First, by including our proposed scheme, a significant fraction of loads are correctly predicted-dependent, and therefore the corresponding data cache accesses avoided. This leads to a significant fraction of the DL1 dynamic power consumption eliminated, as Figure 2 shows. On average, for a Bloom Filter with 64 entries and a Bimodal Predictor of 256, the DL1 power savings of our approach are around 36%.
Second, and more important, in our architecture average performance remains almost untouched (around 0.1% of slowdown), something that would not happen with Nicolaescu's Proposal. The reason is that in his case, when a load finds no previous dependent stores in the LSQ (i.e. has no forwarding) incurs a delay of 1 cycle accessing the DL1, while in our case the forwarding predictor avoids this to happen by predicting most of these loads as independent.
Forwarding Predictors
In order to compare the accuracy of the forwarding predictors evaluated -Bloom Filter, Bimodal (with 1 and 2 bits per entry), and Bimodal (2 bits) plus Bloom Filter-we follow Grunwald et.al and employ the following metrics used in confidence estimation for speculation control [21] :
-Predictive Value of a Positive test (PVP ). It identifies the probability that the prediction of a load as dependent is correct. It is computed as the ratio between the number of correctly dependent-predicted loads and the total number of loads predicted as dependent. -Predictive Value of a Negative test (PVN ). It identifies the probability that the prediction of a load as independent is incorrect. It is computed as the ratio between the number of mispredicted independent loads and the total number of loads predicted as independent.

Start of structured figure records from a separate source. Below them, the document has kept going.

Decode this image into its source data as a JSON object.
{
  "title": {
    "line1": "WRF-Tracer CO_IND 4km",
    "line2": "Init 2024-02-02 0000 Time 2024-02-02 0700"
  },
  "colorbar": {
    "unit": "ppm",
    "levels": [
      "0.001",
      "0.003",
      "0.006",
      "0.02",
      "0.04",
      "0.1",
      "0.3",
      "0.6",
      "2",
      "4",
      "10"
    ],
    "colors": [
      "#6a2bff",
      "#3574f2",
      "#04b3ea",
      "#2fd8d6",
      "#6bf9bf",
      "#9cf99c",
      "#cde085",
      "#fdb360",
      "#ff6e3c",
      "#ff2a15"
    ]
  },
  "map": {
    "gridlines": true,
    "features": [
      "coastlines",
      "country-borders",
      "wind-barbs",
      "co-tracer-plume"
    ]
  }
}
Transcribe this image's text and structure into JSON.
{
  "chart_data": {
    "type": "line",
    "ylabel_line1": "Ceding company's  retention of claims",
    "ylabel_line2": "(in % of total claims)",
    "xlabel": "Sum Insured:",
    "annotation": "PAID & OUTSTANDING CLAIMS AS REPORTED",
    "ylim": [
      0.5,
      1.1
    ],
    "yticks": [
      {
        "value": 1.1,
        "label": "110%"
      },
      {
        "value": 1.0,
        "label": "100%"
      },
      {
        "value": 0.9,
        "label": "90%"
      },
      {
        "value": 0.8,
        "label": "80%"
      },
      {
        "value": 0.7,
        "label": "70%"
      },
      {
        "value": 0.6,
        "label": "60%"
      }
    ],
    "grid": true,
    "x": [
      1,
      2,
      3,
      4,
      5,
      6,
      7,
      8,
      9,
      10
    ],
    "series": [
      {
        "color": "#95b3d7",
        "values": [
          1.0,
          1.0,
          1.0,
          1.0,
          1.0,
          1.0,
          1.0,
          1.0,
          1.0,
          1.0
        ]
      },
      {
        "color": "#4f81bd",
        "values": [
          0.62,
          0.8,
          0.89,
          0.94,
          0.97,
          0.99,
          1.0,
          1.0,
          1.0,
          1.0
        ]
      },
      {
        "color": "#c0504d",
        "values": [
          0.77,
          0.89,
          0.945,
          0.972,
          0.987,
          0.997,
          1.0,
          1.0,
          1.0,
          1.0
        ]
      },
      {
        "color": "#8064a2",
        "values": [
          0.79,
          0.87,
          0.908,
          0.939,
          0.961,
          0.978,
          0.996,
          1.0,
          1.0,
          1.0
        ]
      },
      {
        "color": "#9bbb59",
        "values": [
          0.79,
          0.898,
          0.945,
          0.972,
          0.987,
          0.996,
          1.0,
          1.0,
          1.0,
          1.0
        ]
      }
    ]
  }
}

In our case, using predictors with a high PVP avoids degrading performance. On the other hand, if many loads are incorrectly independent-predicted (high PVN), many cache accesses are carried out unnecessarily, resulting in missed opportunities to reduce the DL1 power consumption. Therefore, in our design, only very high PVP values and very low PVN values are acceptable.

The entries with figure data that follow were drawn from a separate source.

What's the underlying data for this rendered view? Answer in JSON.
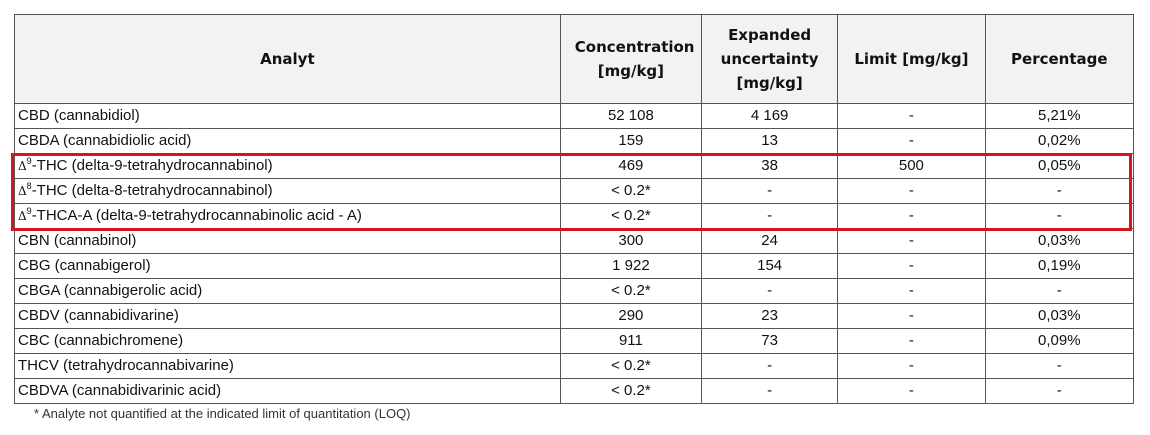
{
  "table": {
    "headers": [
      "Analyt",
      "Concentration [mg/kg]",
      "Expanded uncertainty [mg/kg]",
      "Limit [mg/kg]",
      "Percentage"
    ],
    "rows": [
      {
        "prefix": "",
        "sup": "",
        "name": "CBD (cannabidiol)",
        "concentration": "52 108",
        "uncertainty": "4 169",
        "limit": "-",
        "percentage": "5,21%"
      },
      {
        "prefix": "",
        "sup": "",
        "name": "CBDA (cannabidiolic acid)",
        "concentration": "159",
        "uncertainty": "13",
        "limit": "-",
        "percentage": "0,02%"
      },
      {
        "prefix": "Δ",
        "sup": "9",
        "name": "-THC (delta-9-tetrahydrocannabinol)",
        "concentration": "469",
        "uncertainty": "38",
        "limit": "500",
        "percentage": "0,05%"
      },
      {
        "prefix": "Δ",
        "sup": "8",
        "name": "-THC (delta-8-tetrahydrocannabinol)",
        "concentration": "< 0.2*",
        "uncertainty": "-",
        "limit": "-",
        "percentage": "-"
      },
      {
        "prefix": "Δ",
        "sup": "9",
        "name": "-THCA-A (delta-9-tetrahydrocannabinolic acid - A)",
        "concentration": "< 0.2*",
        "uncertainty": "-",
        "limit": "-",
        "percentage": "-"
      },
      {
        "prefix": "",
        "sup": "",
        "name": "CBN (cannabinol)",
        "concentration": "300",
        "uncertainty": "24",
        "limit": "-",
        "percentage": "0,03%"
      },
      {
        "prefix": "",
        "sup": "",
        "name": "CBG (cannabigerol)",
        "concentration": "1 922",
        "uncertainty": "154",
        "limit": "-",
        "percentage": "0,19%"
      },
      {
        "prefix": "",
        "sup": "",
        "name": "CBGA (cannabigerolic acid)",
        "concentration": "< 0.2*",
        "uncertainty": "-",
        "limit": "-",
        "percentage": "-"
      },
      {
        "prefix": "",
        "sup": "",
        "name": "CBDV (cannabidivarine)",
        "concentration": "290",
        "uncertainty": "23",
        "limit": "-",
        "percentage": "0,03%"
      },
      {
        "prefix": "",
        "sup": "",
        "name": "CBC (cannabichromene)",
        "concentration": "911",
        "uncertainty": "73",
        "limit": "-",
        "percentage": "0,09%"
      },
      {
        "prefix": "",
        "sup": "",
        "name": "THCV (tetrahydrocannabivarine)",
        "concentration": "< 0.2*",
        "uncertainty": "-",
        "limit": "-",
        "percentage": "-"
      },
      {
        "prefix": "",
        "sup": "",
        "name": "CBDVA (cannabidivarinic acid)",
        "concentration": "< 0.2*",
        "uncertainty": "-",
        "limit": "-",
        "percentage": "-"
      }
    ]
  },
  "highlight_color": "#d6161e",
  "footnote": "*  Analyte not quantified at the indicated limit of quantitation (LOQ)"
}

In Figure 4 , we visually present the measurements of PVP and PVN for different sizes of all studied predictors. Intuitively, as we increase the size of any predictor, PVP value augments and PVN decreases, leading to a better predictor behavior. Note that PVN for Bloom Filter is always zero, since no false negatives exist -when a load is independent-predicted, the predictor is never mistaken-. From this figure we can conclude -according to the intuition-that combining the past forwarding information (Bimodal predictor) and memory addresses (Bloom Filter) results in the most accurate predictor (around up to 95% of hits for predicted-dependent loads and only around 6% of misses for predicted-independent loads).
Conclusions
The main contributions of this paper are:
-We implement and evaluate Nicolaescu's CLSQ [3] in a different and more common microarchitectural model -the widespread x86-64-. -We propose to include a forwarding predictor to know in advance whether a load will receive its data through forwarding, in which case the DL1 access can be avoided. -We study the effectiveness of different predictors, choosing the optimal one based on a tradeoff between accuracy and HW needs.
Overall, the proposed filtering mechanism translates into DL1 power savings up to 36% on average for the studied predictor configuration (BF of 64 entries and Bimodal of 256 entries). Including this scheme leaves performance almost unvaried -less than 0.1% slowdown on average-with a minimal hardware cost of less than 100B.